News and Observer
Letter to the Editor
July 20, 2018
Barry Saunders raised an evocative point in his July 8 column “Silent Sam needs a companion” about adding to rather than removing statues.
In this window of opportunity for North Carolina to demonstrate a positive rejoinder to the sudden Southern remorse over public reminders of slavery and Jim Crow, it might be well and perhaps easy for our political and business leaders to come together to find common ground on racial symbolism.
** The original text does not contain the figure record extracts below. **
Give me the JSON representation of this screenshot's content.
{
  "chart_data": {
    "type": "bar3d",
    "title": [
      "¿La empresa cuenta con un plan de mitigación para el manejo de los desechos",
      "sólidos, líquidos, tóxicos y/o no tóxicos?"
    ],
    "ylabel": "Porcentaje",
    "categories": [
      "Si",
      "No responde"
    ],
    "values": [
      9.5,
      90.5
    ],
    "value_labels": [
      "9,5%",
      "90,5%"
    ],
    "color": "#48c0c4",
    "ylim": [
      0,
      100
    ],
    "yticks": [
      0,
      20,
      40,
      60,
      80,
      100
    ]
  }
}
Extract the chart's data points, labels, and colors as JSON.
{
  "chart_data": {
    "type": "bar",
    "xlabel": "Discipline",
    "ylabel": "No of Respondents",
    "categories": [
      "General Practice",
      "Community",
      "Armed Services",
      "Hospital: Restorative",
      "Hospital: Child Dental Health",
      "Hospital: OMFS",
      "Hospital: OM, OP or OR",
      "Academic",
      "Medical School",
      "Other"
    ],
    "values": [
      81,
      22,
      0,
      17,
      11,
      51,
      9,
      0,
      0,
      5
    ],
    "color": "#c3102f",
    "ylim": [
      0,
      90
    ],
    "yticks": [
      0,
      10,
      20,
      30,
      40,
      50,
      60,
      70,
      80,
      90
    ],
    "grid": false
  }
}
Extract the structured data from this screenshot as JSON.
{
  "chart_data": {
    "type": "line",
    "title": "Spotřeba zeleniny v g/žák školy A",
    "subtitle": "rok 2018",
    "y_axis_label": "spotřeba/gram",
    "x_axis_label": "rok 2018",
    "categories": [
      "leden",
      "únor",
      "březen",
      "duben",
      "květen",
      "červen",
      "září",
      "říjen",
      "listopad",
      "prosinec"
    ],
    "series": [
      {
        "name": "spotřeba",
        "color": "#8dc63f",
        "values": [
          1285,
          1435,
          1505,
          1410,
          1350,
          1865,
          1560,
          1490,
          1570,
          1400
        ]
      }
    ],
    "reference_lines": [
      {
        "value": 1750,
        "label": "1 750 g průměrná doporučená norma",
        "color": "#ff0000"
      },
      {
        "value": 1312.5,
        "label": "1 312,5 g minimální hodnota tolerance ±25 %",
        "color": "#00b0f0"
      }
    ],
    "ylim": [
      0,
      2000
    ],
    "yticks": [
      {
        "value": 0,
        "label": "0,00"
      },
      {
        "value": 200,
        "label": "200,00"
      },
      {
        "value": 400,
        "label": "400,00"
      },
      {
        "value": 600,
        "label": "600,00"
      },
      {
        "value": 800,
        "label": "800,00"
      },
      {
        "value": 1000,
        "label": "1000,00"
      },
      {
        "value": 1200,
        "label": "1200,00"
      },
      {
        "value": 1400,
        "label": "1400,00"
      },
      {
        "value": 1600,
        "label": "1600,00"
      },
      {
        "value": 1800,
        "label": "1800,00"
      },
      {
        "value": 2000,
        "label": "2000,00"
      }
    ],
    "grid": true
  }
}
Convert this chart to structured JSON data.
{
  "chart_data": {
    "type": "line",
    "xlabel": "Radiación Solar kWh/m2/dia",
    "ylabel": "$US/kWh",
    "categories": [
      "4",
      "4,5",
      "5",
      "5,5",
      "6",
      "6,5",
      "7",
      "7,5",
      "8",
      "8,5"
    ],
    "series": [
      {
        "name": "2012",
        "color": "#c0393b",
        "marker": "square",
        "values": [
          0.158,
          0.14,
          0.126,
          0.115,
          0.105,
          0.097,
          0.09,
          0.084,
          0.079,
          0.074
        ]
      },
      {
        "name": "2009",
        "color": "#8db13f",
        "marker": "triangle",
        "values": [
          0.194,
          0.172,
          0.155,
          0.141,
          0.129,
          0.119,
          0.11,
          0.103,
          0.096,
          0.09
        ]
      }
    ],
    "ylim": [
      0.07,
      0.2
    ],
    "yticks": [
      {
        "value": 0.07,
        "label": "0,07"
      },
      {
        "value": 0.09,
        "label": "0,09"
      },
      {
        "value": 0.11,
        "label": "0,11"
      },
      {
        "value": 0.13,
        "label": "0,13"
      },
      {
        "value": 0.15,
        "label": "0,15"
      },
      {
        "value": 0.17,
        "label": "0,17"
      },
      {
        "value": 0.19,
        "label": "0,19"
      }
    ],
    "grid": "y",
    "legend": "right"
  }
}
Our history of race relations has been strewn with both successes (Greensboro lunch counter in 1962) and failures (Wilmington riots of 1898) but our progress in African-American achievements has been remarkable – in business, the arts, politics, sports and education.
We can honor the past and celebrate the African-American heritage not by retaliation or even recompense, but by erecting monuments to freedom in public spaces across the state in all forms – buildings, statuary, plaques, parks and road names.
One idea already on the drawing board and approved by the Council of State is the African-American Freedom Park to be constructed in the center of Raleigh by a grassroots non-profit group in the process of raising funds for this new landmark. It will display the perilous struggle for freedom and the shared celebration of achieving it.
The time seems right to move ahead to make this state proud of the accomplishments of all its people.
DAVID WARREN AND GOLDIE FRINKS WELLS
CHAPEL HILL, GREENSBORO
THE WRITERS ARE CO-CHAIRS OF THE NORTH CAROLINA FREEDOM MONUMENT PARK PROJECT.